Visual Arts01 Oct 2008 06:44 am

Study for “A Sunday on La Grande Jatte”
George Seurat’s best-known and most beloved work, A Sunday on La Grande Jatte-1844, was received to great critical fanfare at the eighth annual Impressionist exhibition of 1886. However, soon after earning the plaudits of the notoriously exacting Parisian art scene, many of the lively colors that distinguished Seurat’s greatest painting began to noticeably deteriorate. This change was most apparent in the once-vibrant yellow pigment of the painting, which rapidly began to darken into a murky yellowish brown.
In painting A Sunday on La Grande Jatte-1844, Seurat heavily relied on the then-new and cutting edge pigment zinc yellow (zinc chromate), most notably in creating the effect of the sun dappled lawn, but also in mixtures with other pigments used in the piece. In the late 1880’s, many new, untested pigments were introduced to the artists, who were understandably eager to expand their palates. These brilliant hues seemed to provide artists with the previously unavailable spectral colors for which they had longed for, and zinc yellow’s vibrant sunny hue proved especially attractive to light-obsessed and experimental impressionists like Seurat.

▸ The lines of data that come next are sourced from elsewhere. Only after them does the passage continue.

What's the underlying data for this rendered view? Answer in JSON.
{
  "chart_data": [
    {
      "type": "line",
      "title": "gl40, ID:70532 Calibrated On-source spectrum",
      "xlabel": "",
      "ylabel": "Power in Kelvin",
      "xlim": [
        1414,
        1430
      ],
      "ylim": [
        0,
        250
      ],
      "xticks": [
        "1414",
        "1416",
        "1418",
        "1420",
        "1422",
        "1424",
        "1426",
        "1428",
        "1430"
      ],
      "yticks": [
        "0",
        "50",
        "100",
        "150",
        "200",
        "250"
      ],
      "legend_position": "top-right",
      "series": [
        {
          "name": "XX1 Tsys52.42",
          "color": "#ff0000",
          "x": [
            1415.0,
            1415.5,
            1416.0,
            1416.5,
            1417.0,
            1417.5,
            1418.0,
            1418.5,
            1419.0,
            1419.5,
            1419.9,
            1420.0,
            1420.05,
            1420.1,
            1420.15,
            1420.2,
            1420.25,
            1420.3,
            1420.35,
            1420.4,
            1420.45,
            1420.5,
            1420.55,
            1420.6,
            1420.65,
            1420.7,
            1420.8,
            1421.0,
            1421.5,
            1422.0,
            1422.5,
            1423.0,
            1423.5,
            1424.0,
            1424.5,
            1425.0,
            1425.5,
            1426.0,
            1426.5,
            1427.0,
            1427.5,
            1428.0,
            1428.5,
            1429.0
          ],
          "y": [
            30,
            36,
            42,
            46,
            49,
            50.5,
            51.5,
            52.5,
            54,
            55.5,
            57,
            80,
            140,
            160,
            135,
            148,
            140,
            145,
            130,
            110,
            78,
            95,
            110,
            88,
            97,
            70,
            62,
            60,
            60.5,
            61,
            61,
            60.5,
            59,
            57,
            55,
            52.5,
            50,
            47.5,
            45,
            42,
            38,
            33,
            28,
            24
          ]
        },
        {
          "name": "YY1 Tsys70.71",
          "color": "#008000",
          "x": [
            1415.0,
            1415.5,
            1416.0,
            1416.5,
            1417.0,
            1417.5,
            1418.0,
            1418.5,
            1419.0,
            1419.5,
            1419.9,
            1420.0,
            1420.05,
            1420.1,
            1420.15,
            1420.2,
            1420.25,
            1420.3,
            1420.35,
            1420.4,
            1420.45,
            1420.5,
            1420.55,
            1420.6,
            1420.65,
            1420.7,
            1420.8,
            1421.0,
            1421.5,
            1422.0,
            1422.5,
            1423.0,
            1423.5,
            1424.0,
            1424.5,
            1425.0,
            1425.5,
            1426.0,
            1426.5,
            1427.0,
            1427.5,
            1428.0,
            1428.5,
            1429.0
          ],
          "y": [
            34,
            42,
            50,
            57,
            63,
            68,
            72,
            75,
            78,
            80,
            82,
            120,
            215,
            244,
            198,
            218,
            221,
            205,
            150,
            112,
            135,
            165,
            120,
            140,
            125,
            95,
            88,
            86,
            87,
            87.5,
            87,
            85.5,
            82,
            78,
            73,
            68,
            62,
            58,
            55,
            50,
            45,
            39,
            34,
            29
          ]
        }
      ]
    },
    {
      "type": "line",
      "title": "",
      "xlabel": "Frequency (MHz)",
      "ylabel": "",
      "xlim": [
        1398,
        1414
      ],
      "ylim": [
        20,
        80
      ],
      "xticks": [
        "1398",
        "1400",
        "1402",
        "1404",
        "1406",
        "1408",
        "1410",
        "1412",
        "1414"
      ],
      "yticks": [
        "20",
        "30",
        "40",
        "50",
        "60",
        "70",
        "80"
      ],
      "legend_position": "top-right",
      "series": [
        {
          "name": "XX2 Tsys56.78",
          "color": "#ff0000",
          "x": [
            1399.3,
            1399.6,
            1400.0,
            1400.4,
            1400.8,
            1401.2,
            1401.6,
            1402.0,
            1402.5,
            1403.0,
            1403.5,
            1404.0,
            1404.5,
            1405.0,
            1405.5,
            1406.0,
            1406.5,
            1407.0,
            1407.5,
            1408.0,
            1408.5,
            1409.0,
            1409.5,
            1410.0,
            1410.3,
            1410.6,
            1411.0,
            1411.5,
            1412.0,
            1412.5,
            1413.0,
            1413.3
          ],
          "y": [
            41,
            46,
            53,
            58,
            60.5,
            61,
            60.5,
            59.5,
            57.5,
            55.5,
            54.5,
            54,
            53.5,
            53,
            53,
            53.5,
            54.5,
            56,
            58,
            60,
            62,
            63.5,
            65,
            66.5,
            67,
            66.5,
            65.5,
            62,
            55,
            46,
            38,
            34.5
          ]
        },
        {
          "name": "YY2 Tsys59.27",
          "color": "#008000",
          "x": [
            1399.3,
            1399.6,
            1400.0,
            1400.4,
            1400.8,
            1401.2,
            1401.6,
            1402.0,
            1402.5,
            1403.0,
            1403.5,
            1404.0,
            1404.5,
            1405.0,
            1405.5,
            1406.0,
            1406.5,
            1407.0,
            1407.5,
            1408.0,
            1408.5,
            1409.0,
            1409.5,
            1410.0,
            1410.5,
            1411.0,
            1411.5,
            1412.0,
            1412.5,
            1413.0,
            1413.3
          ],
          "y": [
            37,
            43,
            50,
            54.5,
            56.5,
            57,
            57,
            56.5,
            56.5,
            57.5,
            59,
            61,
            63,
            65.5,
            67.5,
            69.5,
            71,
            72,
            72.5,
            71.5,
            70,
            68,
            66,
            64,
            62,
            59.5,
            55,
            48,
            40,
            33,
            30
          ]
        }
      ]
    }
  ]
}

Some painter’s manuals, notably G. Field’s, Chromatography (1869), warned that these new pigments were likely to deteriorate with time, “[T]he yellow and orange chromates of lead, withstanding as they do the action of the sunbeam, become by time, foul air, and the influence of other pigments, inferior to ochres.” Field inveighed against the zinc yellow that was to darken Seurat’s other masterpiece, The Bathers at Asnieres (1883-84), muddy the lawn of A Sunday on La Grande Jatte-1844 and wilt Van Gogh’s brilliant sunflowers. However, Field’s cautionary words proved no match for zinc yellow’s vibrant charms, and many artists elected to throw caution to the wind in the service of experimentation.

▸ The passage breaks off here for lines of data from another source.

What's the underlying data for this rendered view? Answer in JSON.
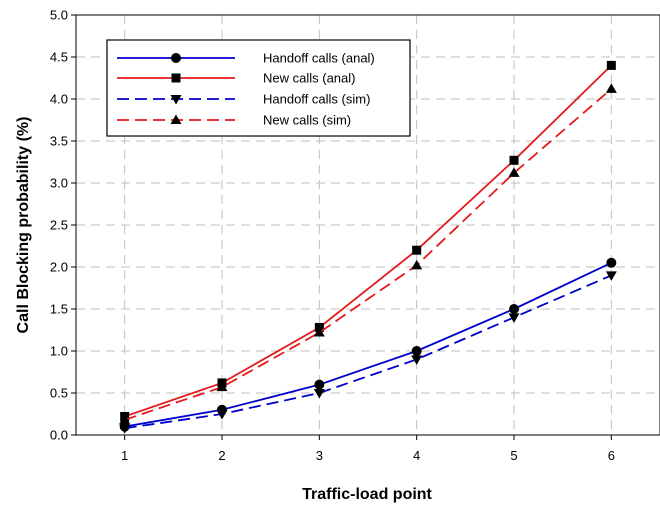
{
  "chart_data": {
    "type": "line",
    "xlabel": "Traffic-load point",
    "ylabel": "Call Blocking probability (%)",
    "x": [
      1,
      2,
      3,
      4,
      5,
      6
    ],
    "xlim": [
      0.5,
      6.5
    ],
    "ylim": [
      0,
      5
    ],
    "x_ticks": [
      "1",
      "2",
      "3",
      "4",
      "5",
      "6"
    ],
    "y_ticks": [
      "0.0",
      "0.5",
      "1.0",
      "1.5",
      "2.0",
      "2.5",
      "3.0",
      "3.5",
      "4.0",
      "4.5",
      "5.0"
    ],
    "grid": true,
    "legend_position": "top-left",
    "series": [
      {
        "name": "Handoff calls (anal)",
        "values": [
          0.1,
          0.3,
          0.6,
          1.0,
          1.5,
          2.05
        ],
        "color": "#0000cc",
        "line": "solid",
        "marker": "circle"
      },
      {
        "name": "New calls (anal)",
        "values": [
          0.22,
          0.62,
          1.28,
          2.2,
          3.27,
          4.4
        ],
        "color": "#e31a1c",
        "line": "solid",
        "marker": "square"
      },
      {
        "name": "Handoff calls (sim)",
        "values": [
          0.08,
          0.25,
          0.5,
          0.9,
          1.4,
          1.9
        ],
        "color": "#0000cc",
        "line": "dashed",
        "marker": "triangle-down"
      },
      {
        "name": "New calls (sim)",
        "values": [
          0.18,
          0.57,
          1.22,
          2.02,
          3.12,
          4.12
        ],
        "color": "#e31a1c",
        "line": "dashed",
        "marker": "triangle-up"
      }
    ]
  }
}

In an effort to stave off further deterioration, art conservators and curators have permanently placed A Sunday on La Grande Jatte-1844 behind special glass that blocks all utraviolet light. As for the fate of zinc yellow, it was found to be highly toxic and is rarely used in art anymore. However, it has found new life as a corrosion resistant agent used by the U.S. Navy aircrafts, to protect aluminum from corrosion by sea salt.